Patient safety is influenced by the frequency and seriousness of errors that occur in the health care system. Error rates in laboratory practices are collected routinely for a variety of performance measures in all clinical pathology laboratories in the United States, but a list of critical performance measures has not yet been recommended. The most extensive databases describing error rates in pathology were developed and are maintained by the College of American Pathologists (CAP). These databases include the CAP's Q-Probes and Q-Tracks programs, which provide information on error rates from more than 130 interlaboratory studies.
To define critical performance measures in laboratory medicine, describe error rates of these measures, and provide suggestions to decrease these errors, thereby ultimately improving patient safety.
A review of experiences from Q-Probes and Q-Tracks studies supplemented with other studies cited in the literature.
Q-Probes studies are carried out as time-limited studies lasting 1 to 4 months and have been conducted since 1989. In contrast, Q-Tracks investigations are ongoing studies performed on a yearly basis and have been conducted only since 1998. Participants from institutions throughout the world simultaneously conducted these studies according to specified scientific designs. The CAP has collected and summarized data for participants about these performance measures, including the significance of errors, the magnitude of error rates, tactics for error reduction, and willingness to implement each of these performance measures.
A list of recommended performance measures, the frequency of errors when these performance measures were studied, and suggestions to improve patient safety by reducing these errors.

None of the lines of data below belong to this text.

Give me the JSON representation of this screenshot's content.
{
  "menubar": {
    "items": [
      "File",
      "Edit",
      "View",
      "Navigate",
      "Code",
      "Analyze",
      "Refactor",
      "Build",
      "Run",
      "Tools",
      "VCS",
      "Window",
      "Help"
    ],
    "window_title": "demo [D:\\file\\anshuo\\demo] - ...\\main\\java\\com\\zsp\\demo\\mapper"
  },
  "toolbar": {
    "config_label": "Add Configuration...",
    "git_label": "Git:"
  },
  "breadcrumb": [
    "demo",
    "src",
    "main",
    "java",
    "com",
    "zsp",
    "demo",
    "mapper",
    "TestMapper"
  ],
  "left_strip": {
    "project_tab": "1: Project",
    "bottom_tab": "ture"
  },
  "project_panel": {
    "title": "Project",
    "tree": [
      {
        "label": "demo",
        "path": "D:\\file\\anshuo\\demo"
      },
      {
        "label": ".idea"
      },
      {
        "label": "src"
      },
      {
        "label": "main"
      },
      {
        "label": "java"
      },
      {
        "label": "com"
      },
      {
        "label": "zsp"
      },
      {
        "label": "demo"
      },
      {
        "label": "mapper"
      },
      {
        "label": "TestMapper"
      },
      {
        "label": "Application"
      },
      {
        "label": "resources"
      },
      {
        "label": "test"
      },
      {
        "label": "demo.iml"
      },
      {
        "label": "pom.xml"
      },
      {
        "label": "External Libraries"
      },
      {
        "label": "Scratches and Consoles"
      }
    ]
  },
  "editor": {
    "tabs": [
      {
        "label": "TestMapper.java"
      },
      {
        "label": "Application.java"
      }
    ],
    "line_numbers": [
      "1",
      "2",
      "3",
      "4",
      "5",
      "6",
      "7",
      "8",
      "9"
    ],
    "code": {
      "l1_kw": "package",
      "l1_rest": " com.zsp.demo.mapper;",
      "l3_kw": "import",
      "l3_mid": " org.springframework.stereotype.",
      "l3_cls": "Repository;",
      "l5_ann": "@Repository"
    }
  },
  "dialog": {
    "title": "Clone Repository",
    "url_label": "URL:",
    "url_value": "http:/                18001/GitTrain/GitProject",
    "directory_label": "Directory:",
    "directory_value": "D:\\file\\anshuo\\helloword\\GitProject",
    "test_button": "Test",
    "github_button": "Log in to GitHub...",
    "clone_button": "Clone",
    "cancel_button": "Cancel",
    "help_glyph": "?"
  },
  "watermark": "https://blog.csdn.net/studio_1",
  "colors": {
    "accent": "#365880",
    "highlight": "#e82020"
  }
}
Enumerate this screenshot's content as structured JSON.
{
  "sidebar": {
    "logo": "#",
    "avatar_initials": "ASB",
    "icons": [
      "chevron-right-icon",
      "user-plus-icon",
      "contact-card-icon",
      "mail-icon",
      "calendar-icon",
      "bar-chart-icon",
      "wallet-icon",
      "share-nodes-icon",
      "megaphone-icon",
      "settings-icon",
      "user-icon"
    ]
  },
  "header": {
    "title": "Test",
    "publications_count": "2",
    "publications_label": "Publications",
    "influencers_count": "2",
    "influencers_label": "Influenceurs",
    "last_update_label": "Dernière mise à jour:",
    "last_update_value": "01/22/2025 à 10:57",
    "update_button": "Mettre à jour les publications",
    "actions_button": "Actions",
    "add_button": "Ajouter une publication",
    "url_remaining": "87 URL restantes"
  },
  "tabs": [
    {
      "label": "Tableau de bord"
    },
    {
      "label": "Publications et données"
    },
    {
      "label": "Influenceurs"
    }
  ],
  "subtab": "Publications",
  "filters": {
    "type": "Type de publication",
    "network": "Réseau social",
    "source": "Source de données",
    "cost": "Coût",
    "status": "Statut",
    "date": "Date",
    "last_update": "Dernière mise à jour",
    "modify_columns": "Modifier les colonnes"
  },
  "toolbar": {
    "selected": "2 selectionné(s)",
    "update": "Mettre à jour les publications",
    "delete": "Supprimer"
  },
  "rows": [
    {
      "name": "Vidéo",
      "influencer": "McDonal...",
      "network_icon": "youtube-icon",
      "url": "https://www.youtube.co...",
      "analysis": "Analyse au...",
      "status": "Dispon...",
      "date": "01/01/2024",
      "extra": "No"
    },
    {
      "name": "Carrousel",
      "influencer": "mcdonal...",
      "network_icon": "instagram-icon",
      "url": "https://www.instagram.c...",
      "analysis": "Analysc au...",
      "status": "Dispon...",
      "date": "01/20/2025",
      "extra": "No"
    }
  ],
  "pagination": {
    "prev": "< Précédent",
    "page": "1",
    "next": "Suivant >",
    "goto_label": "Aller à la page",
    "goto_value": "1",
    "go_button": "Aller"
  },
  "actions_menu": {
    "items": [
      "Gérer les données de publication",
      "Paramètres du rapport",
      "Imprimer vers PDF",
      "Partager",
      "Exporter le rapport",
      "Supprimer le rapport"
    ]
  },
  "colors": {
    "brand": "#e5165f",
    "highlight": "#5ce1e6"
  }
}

Error rates for preanalytic and postanalytic performance measures were higher than for analytic measures. Eight performance measures were identified, including customer satisfaction, test turnaround times, patient identification, specimen acceptability, proficiency testing, critical value reporting, blood product wastage, and blood culture contamination. Error rate benchmarks for these performance measures were cited and recommendations for improving patient safety presented.
Not only has each of the 8 performance measures proven practical, useful, and important for patient care, taken together, they also fulfill regulatory requirements. All laboratories should consider implementing these performance measures and standardizing their own scientific designs, data analysis, and error reduction strategies according to findings from these published studies.